Moreover, understanding the interaction between mitochondrial dysfunction and other pathophysiological processes in long COVID, such as immune dysregulation and endothelial dysfunction, could lead to the development of combination therapies that address multiple facets of the disease. Integrative approaches that combine pharmacological treatments with lifestyle and nutritional interventions may offer the most promise for comprehensive management of long COVID, aiming not only to alleviate symptoms but also to restore overall health and well-being.

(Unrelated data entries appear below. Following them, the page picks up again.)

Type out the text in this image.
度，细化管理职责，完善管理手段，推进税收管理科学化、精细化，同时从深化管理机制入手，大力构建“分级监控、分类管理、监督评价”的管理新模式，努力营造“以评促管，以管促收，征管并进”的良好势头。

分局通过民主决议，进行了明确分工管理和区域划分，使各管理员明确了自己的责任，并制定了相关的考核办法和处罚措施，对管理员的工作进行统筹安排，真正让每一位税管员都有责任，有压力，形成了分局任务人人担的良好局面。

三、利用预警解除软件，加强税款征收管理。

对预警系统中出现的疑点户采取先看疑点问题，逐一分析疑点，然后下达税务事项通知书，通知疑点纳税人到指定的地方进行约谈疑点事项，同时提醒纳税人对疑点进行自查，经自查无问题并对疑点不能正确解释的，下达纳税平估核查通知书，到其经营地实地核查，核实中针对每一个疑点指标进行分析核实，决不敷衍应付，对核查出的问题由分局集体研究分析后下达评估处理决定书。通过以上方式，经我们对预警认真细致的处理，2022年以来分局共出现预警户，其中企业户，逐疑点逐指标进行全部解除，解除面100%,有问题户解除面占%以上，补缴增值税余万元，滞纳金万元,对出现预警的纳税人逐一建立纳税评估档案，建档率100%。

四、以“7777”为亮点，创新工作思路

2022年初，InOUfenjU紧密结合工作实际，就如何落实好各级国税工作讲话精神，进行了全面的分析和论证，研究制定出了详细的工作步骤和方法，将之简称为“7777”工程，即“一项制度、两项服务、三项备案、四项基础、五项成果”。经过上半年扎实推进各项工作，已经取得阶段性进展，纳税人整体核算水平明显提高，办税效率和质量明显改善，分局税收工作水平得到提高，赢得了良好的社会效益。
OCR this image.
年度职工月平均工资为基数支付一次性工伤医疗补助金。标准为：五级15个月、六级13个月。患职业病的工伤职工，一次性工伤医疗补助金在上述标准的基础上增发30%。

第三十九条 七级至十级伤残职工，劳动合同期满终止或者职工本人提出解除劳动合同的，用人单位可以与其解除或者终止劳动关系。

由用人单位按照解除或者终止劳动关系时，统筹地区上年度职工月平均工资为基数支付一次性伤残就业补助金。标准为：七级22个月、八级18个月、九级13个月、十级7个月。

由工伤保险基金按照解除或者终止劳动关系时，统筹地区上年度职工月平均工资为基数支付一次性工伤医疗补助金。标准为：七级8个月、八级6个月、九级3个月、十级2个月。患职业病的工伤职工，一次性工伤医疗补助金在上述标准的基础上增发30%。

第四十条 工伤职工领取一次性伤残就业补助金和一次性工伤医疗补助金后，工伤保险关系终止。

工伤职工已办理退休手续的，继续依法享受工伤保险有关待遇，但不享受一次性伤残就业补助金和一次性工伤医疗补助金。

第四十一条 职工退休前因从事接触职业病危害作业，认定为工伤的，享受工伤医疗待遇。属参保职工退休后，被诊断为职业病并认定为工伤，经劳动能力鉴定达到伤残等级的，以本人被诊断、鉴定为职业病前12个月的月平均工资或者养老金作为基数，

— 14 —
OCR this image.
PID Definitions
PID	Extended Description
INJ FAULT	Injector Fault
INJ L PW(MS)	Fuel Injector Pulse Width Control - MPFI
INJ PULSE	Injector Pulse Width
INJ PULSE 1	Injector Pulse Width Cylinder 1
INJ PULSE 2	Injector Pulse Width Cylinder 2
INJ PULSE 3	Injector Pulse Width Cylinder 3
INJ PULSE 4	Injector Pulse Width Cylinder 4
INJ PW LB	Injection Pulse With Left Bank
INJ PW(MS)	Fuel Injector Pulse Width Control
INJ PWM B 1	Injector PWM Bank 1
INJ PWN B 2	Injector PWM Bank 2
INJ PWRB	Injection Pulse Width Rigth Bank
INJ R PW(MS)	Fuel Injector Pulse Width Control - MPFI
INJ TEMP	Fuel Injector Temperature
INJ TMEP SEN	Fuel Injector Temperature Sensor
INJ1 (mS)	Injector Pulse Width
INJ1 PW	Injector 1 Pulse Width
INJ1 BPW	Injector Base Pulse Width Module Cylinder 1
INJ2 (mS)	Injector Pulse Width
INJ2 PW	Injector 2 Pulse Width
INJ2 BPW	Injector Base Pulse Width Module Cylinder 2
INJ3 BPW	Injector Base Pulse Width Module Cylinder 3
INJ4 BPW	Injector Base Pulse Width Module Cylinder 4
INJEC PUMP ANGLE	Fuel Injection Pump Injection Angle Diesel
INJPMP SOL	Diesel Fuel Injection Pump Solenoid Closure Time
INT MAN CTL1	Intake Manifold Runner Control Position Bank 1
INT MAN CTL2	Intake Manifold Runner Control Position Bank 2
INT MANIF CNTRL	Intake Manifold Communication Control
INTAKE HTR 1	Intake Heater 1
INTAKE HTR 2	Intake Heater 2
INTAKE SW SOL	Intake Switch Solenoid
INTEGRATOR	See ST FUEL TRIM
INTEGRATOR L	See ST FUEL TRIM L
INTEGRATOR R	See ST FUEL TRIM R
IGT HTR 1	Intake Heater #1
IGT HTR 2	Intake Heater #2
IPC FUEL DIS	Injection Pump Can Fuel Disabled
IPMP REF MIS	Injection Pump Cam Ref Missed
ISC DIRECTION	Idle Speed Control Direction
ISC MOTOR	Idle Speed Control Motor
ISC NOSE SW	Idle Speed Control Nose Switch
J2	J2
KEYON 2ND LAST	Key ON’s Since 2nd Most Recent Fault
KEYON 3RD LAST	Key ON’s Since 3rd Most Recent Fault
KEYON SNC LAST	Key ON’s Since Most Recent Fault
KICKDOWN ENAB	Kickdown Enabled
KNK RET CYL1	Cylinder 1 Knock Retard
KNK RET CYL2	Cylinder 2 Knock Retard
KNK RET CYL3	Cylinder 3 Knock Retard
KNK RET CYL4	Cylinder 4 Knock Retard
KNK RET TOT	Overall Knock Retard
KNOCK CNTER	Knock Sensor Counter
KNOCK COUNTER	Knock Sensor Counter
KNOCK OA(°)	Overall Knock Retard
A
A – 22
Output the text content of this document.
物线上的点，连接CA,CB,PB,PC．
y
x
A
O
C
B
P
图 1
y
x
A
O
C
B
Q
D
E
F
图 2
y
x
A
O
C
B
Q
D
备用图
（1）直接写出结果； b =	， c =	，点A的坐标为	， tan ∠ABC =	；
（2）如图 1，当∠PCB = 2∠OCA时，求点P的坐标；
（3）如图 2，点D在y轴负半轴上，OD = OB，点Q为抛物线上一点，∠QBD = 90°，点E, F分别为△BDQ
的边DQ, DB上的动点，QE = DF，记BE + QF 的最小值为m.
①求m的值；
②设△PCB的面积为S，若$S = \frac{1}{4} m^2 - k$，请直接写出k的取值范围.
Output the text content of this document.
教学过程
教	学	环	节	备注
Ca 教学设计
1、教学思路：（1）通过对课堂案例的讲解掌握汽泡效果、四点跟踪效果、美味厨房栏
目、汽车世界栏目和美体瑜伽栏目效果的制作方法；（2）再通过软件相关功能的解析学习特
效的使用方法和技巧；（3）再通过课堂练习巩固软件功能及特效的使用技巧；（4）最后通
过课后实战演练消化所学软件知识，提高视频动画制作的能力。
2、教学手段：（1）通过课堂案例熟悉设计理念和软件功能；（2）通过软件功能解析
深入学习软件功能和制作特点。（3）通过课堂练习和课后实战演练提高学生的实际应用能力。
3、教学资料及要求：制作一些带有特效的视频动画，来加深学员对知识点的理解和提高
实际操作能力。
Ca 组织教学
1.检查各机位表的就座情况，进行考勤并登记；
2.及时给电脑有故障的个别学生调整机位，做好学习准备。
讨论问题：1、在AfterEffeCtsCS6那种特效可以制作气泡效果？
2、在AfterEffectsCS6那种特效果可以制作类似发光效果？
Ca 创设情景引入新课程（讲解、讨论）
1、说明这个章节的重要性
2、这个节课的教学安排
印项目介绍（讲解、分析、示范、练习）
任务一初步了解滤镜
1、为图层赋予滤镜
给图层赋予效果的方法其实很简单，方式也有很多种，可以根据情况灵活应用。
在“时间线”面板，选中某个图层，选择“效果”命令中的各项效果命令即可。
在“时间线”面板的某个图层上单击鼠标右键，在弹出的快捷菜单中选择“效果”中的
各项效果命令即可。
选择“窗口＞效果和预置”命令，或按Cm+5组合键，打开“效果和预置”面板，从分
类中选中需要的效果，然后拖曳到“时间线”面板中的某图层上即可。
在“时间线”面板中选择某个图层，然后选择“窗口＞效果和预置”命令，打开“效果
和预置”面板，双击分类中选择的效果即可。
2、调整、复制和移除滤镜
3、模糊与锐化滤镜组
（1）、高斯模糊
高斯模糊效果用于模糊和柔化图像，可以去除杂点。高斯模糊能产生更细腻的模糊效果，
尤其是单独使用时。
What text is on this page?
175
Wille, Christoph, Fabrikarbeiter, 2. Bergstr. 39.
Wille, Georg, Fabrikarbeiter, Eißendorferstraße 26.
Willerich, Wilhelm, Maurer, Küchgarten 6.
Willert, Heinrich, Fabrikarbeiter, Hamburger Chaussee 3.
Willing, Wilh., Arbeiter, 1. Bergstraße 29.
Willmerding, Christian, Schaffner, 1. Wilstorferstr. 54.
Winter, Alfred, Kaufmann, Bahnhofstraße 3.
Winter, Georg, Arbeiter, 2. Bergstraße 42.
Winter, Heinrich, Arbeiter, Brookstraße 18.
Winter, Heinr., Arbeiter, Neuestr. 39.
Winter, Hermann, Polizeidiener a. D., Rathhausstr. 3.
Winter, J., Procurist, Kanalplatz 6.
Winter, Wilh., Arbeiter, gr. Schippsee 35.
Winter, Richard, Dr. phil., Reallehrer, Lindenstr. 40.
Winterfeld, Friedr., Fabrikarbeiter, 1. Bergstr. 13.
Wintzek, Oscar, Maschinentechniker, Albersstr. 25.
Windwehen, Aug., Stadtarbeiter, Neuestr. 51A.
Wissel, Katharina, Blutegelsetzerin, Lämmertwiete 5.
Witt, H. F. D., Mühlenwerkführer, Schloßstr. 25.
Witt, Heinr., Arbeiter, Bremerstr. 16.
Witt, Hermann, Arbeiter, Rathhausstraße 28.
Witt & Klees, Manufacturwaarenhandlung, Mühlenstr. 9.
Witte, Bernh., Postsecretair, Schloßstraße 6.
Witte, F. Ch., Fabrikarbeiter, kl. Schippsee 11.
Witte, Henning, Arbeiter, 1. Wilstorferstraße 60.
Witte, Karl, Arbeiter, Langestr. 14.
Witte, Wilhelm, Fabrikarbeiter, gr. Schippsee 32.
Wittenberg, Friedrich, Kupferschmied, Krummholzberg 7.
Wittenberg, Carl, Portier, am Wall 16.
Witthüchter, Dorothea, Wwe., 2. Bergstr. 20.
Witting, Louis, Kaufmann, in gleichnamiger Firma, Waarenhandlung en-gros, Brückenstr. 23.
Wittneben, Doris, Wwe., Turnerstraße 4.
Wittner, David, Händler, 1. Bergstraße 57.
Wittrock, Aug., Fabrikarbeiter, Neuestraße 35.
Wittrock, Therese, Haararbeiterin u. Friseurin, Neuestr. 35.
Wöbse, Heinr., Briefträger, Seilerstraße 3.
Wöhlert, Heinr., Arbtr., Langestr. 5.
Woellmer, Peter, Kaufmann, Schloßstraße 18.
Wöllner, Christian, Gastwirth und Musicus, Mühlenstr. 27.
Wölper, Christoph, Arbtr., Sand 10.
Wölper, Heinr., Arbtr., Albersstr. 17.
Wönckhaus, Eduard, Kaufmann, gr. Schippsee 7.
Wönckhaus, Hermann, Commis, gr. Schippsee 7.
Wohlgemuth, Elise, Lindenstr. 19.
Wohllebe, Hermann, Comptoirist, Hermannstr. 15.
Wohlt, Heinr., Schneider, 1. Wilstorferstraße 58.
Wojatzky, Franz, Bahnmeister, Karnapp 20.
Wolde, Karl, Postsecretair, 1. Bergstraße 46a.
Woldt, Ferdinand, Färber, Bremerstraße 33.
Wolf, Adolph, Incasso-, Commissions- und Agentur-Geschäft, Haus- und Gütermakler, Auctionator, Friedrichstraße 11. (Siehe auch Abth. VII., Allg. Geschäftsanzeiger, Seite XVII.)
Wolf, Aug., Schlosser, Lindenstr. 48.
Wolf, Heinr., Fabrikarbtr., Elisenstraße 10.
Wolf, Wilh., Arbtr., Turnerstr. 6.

Challenges and future directions

Diagnosing and studying mitochondrial dysfunction in long COVID presents numerous challenges. The condition’s multifaceted symptomatology and the absence of standardized diagnostic criteria for mitochondrial dysfunction complicate the identification and treatment of affected individuals. Furthermore, the need for longitudinal studies is paramount to unravel the long-term implications of mitochondrial dysfunction in long COVID patients. Studies focusing on the biochemical pathways involved in mitochondrial energy production and oxidative stress in post-COVID-19 patients are warranted. These would include assessments of mitochondrial DNA, electron transport chain activity, and oxidative damage markers to better understand the extent and nature of mitochondrial dysfunction. Such studies are essential to understand the persistence of symptoms over time and their impact on patients’ quality of life. Research aimed at identifying and characterizing autoantibodies against mitochondrial antigens in long COVID patients could help establish a link between autoimmunity and persistent symptoms, guiding the development of immunomodulatory treatments. Identifying potential biomarkers for the early detection and monitoring of mitochondrial dysfunction in long COVID is another critical area of research. Biomarkers could offer invaluable insights into the disease’s progression and response to treatment, facilitating personalized therapeutic approaches.

Conclusion

The exploration of mitochondrial dysfunction in the context of long COVID has unveiled a critical aspect of the condition’s underlying pathology. This review underscores the pivotal role that mitochondrial impairment plays in contributing to the wide array of symptoms associated with long COVID, ranging from chronic fatigue and cognitive disturbances to metabolic and vascular dysfunctions. Mitochondrial health emerges as a promising target for alleviating some persistent symptoms experienced by long COVID patients. The potential for interventions—ranging from pharmacological treatments to lifestyle modifications, exercise, and dietary approaches—offers hope for those struggling with this condition. Yet, our journey towards fully understanding and effectively addressing long COVID is far from over. Significant gaps remain in our comprehension of how SARS-CoV-2 infection precipitates mitochondrial dysfunction and the manner in which this dysfunction perpetuates the wide range of long COVID symptoms. Addressing these challenges and moving forward requires a multidisciplinary collaboration to delve deeper into the role of mitochondrial dysfunction in long COVID. Such endeavors will not only broaden our understanding but also expedite the development of targeted and effective treatments, ultimately offering hope and improved outcomes for patients worldwide.